Frank has been producing music since 1965 with the release of his first recording titled Los Magnificos. He has been working non stop ever since and has been referred to as "Puerto Rico's national producer." At present, Frank is working in both San Juan and New York in the conceptualization of several music projects.
Organized by:
Dr. Derrick León Washington, is a cultural anthropologist, curator and dancer specializing in museum curation, experiential education, and expressive arts of the Americas.
He has an undergraduate degree in cultural anthropology from the University of California at Los Angeles. He completed his master’s degree and doctorate in socio-cultural anthropology at the University of Texas at Austin.
His fieldwork in Brazil, Cuba, Costa Rica, Spain, Mexico City, Washington D.C. and New York City has contributed to numerous exhibitions, performance workshops, and conference papers.
As an Andrew W. Mellon Curatorial Fellow at the Museum of the City of New York, he conducted curatorial work on the exhibitions Activist New York and New York at its Core.
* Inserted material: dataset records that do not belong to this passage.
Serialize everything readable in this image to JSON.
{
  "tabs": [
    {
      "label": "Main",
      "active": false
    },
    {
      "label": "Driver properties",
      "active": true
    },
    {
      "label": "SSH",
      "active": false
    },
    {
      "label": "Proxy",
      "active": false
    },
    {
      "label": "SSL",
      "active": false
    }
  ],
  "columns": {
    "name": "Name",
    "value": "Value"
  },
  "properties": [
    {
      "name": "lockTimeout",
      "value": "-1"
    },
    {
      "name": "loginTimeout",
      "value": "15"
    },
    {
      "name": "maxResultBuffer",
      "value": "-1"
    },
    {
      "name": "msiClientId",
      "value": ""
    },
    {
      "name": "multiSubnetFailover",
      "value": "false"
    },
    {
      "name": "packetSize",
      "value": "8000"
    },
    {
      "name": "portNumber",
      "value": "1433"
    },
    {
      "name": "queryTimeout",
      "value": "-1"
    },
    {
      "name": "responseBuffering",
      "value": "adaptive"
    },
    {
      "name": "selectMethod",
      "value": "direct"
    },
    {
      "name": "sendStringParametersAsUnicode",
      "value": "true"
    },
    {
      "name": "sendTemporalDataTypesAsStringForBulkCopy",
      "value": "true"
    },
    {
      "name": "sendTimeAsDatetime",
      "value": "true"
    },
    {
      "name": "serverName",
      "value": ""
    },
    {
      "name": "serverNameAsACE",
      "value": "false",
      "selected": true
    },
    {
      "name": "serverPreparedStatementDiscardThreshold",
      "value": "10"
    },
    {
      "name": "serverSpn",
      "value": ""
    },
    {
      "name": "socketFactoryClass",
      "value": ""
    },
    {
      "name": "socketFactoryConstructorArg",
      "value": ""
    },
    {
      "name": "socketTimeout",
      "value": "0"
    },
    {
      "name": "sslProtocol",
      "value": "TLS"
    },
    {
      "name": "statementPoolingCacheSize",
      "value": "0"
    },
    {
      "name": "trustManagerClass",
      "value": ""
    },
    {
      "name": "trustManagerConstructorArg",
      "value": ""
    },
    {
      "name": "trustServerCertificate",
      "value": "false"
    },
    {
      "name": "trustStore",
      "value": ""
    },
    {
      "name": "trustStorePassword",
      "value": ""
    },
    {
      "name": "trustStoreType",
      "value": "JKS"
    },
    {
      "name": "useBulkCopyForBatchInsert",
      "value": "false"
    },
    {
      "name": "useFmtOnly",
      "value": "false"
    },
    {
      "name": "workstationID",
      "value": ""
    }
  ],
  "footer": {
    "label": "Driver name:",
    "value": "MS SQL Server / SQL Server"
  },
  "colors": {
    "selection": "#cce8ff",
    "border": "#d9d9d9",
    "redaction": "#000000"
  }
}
He is the curator of Rhythm & Power: Salsa in New York (June 15, 2017-November 26, 2017), a groundbreaking exhibition and expansive, interactive program series on salsa as an artistic social movement at the Museum of the City of New York. He’s the co-editor of the book, Rhythm & Power: Performing Salsa in Puerto Rican and Latino Communities (Centro Publications, 2017).
Dr. Washington is the 2017-18 CLACS Visiting Scholar.
The event is free and open to the public. Photo ID required to enter building.